Lupi nega ter mentido sobre relação com dirigente de ONG

O ministro do Trabalho, Carlos Lupi, negou nesta quinta-feira ter mentido a deputados durante audiência na semana passada, quando afirmou que não tinha relações com o dirigente de organização não-governamental (ONG) Adair Meira. Lupi admitiu, no entanto, ter viajado no mesmo avião com o dirigente.

REUTERS

17 de novembro de 2011 | 16h54

O ministro se valeu da transcrição de gravação de seu depoimento à comissão da Câmara dos Deputados na semana passada, em que declarou não ter relação com Meira, para afirmar que não mentiu. De acordo com o ministro, ele jamais negou conhecer Meira, apenas disse não ter relação pessoal com ele.

"Eu não tenho nenhuma relação. Absolutamente nenhuma (relação) com o senhor Adair. Não disse que não o conheço. É diferente a gente perguntar 'o senhor tem uma relação de amizade com o senador Eduardo Suplicy?' 'O senhor conhece o senador Eduardo Suplicy?' é outra pergunta", disse Lupi, citando o senador pelo PT paulista em audiência na Comissão de Assuntos Sociais do Senado nesta quinta-feira.

"Eu não sou amigo dele (Meira), eu não tenho relação pessoal com ele e foi o que eu respondi (aos deputados)", completou.

Denúncias apontam que o ministro teria viajado em um avião providenciado por Meira. Meses após o voo, uma ONG dirigida por Meira firmou convênios com o Ministério do Trabalho. Na semana passada, ao prestar esclarecimentos em uma comissão da Câmara, Lupi negou ter embarcado em aeronave "pessoal" ou "particular" do dirigente.

No fim de semana, no entanto, a imprensa divulgou fotos em que o ministro figurava ao lado de Meira descendo de avião. Em nota, o Ministério informou que o avião foi providenciado pelo PDT, partido de Lupi.

Durante a audiência nesta quinta-feira, Lupi sustentou que a aeronave foi providenciada por Ezequiel Nascimento, um ex-secretário do Ministério, que convidou Meira para o voo.

Para a oposição, a divulgação das fotos colocam sob suspeição a fala do ministro da semana passada. Tanto é que líderes do PSDB apresentaram representação à Procuradoria Geral da República (PGR) para que investigue a existência de crime de responsabilidade.

"O senhor está subestimando a inteligência dos brasileiros... afirmou taxativamente 'não usei este avião e nenhum outro avião'", disse o líder do PSDB no Senado, Álvaro Dias (PR).

"O fato concreto, a materialidade dos fatos é que Vossa Excelência mentiu ao dizer que não viajou naquele avião", afirmou o tucano. "O crime de responsabilidade é consequência da mentira proferida por Vossa Excelência na Câmara dos Deputados."

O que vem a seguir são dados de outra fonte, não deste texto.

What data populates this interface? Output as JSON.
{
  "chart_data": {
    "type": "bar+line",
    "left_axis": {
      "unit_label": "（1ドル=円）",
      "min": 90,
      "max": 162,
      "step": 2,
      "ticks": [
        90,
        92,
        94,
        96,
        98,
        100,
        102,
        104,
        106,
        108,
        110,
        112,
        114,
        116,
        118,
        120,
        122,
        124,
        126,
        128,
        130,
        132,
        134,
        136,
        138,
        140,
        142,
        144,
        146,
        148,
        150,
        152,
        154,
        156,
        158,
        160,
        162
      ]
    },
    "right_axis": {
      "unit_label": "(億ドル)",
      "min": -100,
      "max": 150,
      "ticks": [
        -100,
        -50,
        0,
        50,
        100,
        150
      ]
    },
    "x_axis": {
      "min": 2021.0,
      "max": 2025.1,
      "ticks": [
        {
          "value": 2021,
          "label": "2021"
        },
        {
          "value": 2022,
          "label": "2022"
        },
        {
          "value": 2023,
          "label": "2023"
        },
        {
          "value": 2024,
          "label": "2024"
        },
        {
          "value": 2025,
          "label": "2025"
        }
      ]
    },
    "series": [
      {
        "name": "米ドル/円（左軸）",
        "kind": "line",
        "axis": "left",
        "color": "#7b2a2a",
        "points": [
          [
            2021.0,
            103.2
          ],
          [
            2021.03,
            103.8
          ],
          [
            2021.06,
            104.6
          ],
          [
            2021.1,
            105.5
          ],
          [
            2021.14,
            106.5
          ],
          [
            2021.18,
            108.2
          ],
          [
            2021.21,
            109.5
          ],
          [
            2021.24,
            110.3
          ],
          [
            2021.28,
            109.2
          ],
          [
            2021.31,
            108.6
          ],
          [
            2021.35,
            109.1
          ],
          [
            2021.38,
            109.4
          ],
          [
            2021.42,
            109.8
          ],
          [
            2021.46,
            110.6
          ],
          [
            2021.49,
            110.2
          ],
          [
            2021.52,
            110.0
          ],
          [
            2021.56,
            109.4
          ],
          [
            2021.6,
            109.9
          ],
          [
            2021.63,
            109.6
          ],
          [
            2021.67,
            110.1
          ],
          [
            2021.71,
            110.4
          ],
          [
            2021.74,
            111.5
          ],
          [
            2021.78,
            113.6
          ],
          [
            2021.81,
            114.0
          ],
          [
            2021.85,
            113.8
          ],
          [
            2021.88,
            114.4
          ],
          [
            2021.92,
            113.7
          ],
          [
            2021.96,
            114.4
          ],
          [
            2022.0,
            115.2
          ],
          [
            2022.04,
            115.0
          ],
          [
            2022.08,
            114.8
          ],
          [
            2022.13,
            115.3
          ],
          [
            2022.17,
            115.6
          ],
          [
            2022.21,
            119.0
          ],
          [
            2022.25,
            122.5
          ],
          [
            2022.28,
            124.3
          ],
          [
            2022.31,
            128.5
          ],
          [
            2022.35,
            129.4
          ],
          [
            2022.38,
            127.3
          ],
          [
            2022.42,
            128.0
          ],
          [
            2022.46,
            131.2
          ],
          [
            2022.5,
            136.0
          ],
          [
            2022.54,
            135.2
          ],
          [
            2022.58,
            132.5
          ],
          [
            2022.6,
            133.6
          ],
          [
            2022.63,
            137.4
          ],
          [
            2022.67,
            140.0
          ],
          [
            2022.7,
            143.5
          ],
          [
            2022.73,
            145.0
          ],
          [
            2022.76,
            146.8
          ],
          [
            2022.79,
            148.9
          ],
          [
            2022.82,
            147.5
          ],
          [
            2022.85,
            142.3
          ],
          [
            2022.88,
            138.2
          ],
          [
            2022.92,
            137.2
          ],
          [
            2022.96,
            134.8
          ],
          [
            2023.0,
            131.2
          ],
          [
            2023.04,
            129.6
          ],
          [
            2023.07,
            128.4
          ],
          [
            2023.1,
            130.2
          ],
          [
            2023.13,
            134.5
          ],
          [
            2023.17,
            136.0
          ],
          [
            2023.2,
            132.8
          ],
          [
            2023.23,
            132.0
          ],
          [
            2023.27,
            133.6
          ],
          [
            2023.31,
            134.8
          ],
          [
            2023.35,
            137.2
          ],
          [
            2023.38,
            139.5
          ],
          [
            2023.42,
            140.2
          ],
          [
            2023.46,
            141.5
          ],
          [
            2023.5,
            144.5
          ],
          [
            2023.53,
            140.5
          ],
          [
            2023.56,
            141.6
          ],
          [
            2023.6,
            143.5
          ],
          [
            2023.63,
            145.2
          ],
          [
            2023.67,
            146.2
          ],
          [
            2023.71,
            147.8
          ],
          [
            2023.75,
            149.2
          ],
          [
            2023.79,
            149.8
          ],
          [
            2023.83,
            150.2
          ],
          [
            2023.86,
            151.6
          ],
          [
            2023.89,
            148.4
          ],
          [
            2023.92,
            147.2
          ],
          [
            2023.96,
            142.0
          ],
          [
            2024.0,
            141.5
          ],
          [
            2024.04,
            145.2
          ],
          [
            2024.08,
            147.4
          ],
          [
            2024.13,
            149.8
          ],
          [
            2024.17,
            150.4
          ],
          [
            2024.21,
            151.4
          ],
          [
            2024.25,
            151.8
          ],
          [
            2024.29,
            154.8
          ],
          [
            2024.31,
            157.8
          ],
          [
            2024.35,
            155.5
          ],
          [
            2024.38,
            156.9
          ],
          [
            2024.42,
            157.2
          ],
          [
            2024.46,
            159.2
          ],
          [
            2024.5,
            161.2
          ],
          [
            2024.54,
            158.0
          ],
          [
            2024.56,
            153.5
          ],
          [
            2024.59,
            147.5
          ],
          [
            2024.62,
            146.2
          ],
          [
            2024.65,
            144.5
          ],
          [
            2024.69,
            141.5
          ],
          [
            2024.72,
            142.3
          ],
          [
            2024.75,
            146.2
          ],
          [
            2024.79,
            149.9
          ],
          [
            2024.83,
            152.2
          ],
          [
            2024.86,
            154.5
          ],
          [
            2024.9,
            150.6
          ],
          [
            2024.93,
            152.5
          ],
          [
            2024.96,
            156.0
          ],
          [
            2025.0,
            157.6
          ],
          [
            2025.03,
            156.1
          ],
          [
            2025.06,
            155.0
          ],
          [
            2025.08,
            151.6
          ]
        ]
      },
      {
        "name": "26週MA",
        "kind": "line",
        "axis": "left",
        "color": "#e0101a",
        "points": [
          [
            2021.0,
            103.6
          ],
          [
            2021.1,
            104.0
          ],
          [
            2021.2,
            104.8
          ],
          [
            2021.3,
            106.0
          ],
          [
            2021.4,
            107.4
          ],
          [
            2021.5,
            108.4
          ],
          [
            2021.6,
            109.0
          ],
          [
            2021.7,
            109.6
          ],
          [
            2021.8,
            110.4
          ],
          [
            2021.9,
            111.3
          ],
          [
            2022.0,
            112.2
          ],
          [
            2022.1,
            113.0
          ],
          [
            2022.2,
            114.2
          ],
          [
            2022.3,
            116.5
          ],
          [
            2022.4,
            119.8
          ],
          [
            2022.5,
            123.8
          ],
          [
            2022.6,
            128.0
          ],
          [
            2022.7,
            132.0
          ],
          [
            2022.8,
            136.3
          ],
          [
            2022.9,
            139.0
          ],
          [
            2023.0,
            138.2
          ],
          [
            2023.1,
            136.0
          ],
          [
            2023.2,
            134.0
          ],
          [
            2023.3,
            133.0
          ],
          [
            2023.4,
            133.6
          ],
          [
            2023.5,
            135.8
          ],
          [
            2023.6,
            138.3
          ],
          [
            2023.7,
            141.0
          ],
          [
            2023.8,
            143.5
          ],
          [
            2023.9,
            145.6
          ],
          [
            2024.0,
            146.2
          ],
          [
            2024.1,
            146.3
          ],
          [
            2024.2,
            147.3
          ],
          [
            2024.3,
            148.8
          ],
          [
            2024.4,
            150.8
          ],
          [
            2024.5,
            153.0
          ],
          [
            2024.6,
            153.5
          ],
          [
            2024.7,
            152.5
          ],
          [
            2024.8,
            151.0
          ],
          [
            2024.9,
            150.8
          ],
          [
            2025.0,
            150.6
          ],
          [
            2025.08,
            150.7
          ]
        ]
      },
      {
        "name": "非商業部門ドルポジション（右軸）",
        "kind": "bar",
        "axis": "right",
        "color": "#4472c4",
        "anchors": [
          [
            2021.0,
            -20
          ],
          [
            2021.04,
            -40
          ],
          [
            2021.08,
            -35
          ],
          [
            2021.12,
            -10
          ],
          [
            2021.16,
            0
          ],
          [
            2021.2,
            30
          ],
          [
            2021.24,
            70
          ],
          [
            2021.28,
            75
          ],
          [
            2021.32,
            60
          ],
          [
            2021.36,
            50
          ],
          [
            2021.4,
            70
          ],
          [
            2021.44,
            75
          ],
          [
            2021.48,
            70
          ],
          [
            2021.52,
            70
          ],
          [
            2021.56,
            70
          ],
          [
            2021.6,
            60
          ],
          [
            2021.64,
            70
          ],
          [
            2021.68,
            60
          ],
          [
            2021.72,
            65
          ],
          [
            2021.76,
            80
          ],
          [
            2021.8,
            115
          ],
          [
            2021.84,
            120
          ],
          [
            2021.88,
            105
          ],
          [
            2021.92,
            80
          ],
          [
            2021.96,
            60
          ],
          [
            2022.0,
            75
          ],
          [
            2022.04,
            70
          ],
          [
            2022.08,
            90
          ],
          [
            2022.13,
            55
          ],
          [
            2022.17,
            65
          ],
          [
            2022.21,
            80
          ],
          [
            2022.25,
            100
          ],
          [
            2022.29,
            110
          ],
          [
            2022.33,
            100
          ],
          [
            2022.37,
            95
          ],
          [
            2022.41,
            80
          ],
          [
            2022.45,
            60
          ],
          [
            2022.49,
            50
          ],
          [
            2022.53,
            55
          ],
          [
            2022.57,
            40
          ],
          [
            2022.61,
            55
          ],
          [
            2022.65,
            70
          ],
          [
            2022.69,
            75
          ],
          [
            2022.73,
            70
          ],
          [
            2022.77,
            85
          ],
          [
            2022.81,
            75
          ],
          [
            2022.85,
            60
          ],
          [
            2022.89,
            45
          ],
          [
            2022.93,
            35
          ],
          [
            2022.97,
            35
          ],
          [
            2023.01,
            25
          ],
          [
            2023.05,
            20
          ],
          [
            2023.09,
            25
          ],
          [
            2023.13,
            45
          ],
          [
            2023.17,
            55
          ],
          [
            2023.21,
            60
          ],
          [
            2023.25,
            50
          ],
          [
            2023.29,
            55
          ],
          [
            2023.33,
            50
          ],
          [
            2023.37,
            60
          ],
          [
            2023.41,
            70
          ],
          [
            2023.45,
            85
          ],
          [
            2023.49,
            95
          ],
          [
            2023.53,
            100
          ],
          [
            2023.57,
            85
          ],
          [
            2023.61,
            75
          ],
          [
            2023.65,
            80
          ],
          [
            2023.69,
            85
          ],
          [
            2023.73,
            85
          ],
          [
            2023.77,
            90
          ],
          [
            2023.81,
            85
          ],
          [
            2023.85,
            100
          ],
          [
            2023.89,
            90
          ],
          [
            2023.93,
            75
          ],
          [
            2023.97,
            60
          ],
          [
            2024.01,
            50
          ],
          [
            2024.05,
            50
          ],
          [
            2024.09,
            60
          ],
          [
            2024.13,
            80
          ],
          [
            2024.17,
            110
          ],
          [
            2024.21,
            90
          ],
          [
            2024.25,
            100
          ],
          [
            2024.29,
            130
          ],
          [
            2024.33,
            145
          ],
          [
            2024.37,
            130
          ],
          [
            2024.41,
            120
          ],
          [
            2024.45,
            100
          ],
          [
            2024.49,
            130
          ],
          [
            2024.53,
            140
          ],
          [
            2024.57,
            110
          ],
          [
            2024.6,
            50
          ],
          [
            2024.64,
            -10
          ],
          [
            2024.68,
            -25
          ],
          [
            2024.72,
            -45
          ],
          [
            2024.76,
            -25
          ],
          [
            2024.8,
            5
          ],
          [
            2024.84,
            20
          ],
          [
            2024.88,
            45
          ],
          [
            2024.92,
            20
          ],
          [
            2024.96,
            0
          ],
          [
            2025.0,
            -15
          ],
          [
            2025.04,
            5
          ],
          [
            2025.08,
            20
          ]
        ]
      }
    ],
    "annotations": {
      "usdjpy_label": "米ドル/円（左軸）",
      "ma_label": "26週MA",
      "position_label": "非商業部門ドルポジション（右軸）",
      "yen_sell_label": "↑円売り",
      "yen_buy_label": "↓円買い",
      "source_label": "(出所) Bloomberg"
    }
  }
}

Além de justificar a resposta dada a deputados na última semana, Lupi sustentou que o próprio Meira teria negado que pagou pelo transporte aéreo. É vedado a ocupantes do primeiro escalão da administração pública pegar "carona" em aviões de empresários ou dirigentes.

"Pela explicação pública do senhor Adair, ele não pagou a aeronave. Eu quero saber do que estou sendo acusado", questionou o ministro.

Lupi disse que, em conversa com a presidente Dilma Rousseff na quarta-feira, ela pediu para que ele permanecesse no posto. O Ministério do Trabalho tem sido alvo de denúncias há mais de uma semana, depois que a revista Veja denunciar a existência de um esquema de arrecadação de propinas de ONGs conveniadas com a pasta.

Os recursos obtidos com o suposto esquema serviriam para abastecer o caixa do PDT, partido de cuja presidência Lupi está licenciado por conta de seu cargo na Esplanada dos Ministérios.

Cinco ministros do governo da presidente Dilma Rousseff já deixaram seus cargos em meio a denúncias de irregularidades desde junho, quando Antonio Palocci saiu da Casa Civil em meio a suspeitas sobre o crescimento de seu patrimônio.

Depois dele, Alfredo Nascimento (Transportes), Wagner Rossi (Agricultura), Pedro Novais (Turismo) e Orlando Silva (Esporte) também deixaram seus postos em meio a suspeitas de irregularidades.